= John Seibel =

American broadcaster (born 1970)

John Seibel (born 1970) is a former American television news anchor and radio personality.

==Armed services and education==
Seibel served in the U.S. Air Force from January 1989-September 1991 as part of the Early Warning Missile Defense systems for NORAD at Falcon Air Force Station. He then served in the Hawaii Air National Guard from September 1991-May 1994 in a communications mobility unit. While in Hawaii, Seibel was also a television uplinker for Vision Accomplished. Seibel is a 1997 Graduate of the Walter Cronkite School of Journalism and Telecommunication at Arizona State University, walking with honors as the school's Outstanding Graduate.

==Alaska==
From 1997 to 2000, Seibel worked at KIMO-TV in Anchorage, Alaska. He was the sports director of the ABC affiliate for three years winning numerous awards during his short tenure. Seibel won Alaska Broadcasters Association Goldie awards for Best Play-by-Play and Best Live Event all three years and Best Entertainment Program in 2000. Seibel was also named the NSSA's Sportscaster of the Year in 1997.

==ESPN==
Seibel was at ESPN for nine years. One of the more versatile commentators at the Worldwide Leader, Seibel anchored ESPNews from October 2000 until his departure in November 2009 while assuming many roles on ESPN Radio.
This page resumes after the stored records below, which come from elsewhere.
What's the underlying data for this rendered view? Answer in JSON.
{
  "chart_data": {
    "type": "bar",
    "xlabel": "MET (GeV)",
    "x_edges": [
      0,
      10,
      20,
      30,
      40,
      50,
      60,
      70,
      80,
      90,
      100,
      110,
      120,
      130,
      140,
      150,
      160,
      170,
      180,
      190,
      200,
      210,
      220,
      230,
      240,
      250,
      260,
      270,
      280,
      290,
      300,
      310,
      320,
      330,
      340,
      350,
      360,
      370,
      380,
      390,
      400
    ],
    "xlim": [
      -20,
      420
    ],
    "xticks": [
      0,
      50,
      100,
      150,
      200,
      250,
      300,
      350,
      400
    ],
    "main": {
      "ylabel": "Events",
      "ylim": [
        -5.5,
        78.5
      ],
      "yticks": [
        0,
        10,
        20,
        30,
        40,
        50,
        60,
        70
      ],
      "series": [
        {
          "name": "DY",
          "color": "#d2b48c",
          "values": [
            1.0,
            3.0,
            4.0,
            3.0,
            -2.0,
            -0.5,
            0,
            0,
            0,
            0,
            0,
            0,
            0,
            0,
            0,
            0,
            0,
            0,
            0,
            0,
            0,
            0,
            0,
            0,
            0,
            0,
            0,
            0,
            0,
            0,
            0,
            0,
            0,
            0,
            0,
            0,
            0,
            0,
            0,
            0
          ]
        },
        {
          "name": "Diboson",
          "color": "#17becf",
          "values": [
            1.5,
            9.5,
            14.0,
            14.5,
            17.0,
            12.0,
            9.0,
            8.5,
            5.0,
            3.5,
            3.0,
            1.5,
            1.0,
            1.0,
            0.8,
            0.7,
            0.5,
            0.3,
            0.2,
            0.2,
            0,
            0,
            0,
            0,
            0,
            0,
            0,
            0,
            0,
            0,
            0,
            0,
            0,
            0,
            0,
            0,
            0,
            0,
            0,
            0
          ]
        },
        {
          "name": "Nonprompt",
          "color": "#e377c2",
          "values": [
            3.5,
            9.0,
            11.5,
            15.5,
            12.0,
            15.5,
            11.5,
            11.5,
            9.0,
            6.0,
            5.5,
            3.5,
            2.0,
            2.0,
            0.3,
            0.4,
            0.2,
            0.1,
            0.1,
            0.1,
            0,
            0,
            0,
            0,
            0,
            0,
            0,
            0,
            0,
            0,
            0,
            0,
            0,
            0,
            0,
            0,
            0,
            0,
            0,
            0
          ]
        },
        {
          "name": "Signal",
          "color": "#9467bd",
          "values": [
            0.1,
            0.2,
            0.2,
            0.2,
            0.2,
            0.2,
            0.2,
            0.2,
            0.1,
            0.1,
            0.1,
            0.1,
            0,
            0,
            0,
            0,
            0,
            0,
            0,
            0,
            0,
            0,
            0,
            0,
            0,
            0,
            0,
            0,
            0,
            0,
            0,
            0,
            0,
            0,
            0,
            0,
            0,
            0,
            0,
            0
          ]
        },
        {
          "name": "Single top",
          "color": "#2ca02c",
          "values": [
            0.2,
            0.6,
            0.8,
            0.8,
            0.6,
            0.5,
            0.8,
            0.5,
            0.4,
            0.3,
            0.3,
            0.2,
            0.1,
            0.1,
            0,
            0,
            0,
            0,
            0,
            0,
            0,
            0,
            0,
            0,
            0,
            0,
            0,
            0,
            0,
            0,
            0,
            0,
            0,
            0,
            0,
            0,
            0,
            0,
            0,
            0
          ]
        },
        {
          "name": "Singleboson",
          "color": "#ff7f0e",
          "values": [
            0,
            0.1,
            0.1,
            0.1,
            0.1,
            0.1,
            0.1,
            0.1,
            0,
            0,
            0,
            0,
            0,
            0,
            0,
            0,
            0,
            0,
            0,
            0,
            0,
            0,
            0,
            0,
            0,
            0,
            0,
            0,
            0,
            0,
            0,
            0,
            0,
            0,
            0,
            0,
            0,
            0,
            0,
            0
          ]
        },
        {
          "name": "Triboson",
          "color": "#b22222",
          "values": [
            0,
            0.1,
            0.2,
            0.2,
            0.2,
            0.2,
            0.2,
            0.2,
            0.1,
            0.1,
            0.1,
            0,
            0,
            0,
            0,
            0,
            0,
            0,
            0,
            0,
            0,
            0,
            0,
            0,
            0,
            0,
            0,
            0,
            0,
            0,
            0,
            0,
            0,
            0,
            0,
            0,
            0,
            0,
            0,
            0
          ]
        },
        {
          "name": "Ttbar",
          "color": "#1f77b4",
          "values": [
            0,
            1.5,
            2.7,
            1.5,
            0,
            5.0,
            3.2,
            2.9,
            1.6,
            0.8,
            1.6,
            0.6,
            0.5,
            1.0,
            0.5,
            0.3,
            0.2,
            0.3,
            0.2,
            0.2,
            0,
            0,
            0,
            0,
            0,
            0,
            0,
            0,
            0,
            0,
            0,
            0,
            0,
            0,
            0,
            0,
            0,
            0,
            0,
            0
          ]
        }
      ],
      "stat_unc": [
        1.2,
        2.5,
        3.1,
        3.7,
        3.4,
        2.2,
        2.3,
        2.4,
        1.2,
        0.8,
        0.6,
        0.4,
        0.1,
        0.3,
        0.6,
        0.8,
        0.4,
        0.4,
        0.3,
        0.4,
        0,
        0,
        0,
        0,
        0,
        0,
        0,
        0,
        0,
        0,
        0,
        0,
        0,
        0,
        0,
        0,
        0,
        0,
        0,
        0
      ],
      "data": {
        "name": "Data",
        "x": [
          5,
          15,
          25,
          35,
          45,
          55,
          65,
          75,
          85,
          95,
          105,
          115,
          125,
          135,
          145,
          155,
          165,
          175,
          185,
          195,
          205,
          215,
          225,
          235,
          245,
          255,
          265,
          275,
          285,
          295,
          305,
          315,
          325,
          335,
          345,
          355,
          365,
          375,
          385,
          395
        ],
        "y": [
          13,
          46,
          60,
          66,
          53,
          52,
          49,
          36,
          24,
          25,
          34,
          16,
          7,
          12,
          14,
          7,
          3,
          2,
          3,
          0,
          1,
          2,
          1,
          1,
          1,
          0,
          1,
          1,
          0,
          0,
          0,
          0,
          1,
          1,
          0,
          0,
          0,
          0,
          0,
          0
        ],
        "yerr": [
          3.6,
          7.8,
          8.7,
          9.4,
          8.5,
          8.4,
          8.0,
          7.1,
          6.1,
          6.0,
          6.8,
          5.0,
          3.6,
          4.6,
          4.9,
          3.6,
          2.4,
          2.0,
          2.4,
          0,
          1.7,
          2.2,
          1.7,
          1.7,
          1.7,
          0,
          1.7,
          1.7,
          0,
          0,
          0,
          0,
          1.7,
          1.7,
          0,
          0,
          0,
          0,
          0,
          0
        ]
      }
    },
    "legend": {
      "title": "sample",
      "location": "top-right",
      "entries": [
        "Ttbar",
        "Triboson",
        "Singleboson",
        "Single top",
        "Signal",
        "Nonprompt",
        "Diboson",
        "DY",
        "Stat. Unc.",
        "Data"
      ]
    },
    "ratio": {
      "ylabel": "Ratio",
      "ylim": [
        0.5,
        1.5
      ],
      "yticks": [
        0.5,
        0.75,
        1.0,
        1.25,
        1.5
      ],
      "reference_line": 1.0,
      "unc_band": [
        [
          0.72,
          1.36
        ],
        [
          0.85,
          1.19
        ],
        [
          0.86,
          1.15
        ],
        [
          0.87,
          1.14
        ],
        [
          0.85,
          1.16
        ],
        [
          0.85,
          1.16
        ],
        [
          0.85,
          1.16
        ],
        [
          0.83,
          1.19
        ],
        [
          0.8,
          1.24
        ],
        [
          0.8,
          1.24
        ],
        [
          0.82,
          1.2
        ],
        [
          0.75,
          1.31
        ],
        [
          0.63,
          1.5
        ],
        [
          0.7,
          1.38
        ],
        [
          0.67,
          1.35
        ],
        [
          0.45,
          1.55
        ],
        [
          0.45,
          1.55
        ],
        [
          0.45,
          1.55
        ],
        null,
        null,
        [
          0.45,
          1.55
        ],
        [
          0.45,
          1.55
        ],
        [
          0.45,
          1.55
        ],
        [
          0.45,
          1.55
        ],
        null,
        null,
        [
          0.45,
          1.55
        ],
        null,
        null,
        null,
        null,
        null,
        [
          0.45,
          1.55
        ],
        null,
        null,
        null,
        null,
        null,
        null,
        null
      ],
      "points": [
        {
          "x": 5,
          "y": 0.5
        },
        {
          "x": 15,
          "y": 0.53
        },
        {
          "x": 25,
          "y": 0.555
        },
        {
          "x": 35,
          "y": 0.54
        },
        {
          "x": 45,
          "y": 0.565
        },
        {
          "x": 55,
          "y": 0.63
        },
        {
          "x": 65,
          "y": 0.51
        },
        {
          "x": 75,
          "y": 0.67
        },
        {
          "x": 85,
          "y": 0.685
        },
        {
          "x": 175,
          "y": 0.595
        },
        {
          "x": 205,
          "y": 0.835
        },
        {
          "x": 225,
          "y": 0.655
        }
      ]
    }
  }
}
Seibel served as ESPN Radio's weekend host of GameNight in the summer of 2002 before joining ESPN Radio full-time. During his seven years of radio, Seibel hosted NFL on ESPN Radio, The Baseball Show, GameNight, The SportsBash, The Huddle with Mike Ditka, SportsNation, Football Tonight and Baseball Tonight. In 2007 and 2008, Seibel was the emcee for an ESPN/NFL joint effort Monday Night Football Chalk Talk Luncheon Series, anchoring a panel of former football greats.

==Seibel, Starkey and Miller==
Moving to Pittsburgh, Pennsylvania in January 2010, Seibel hosted KDKA-FM's afternoon drive show Seibel, Starkey and Miller on 93.7 The Fan, from 2-6 PM. He left KDKA-FM in December 2012.

==WDTN==
In January 2014, Seibel became the morning co-anchor on WDTN, the NBC affiliate in Dayton, Ohio. He became the evening co-anchor in September 2021 upon the retirement of Mark Allan. On September 13, 2024, Seibel left broadcasting to become the executive director of a nonprofit organization.

==Personal==
Seibel is from Englewood, Ohio. He and his wife, Heather, have three children born in 2007, 2009 and 2011. The Seibels met at ESPN. Their story and wedding was chronicled on TLC's A Wedding Story.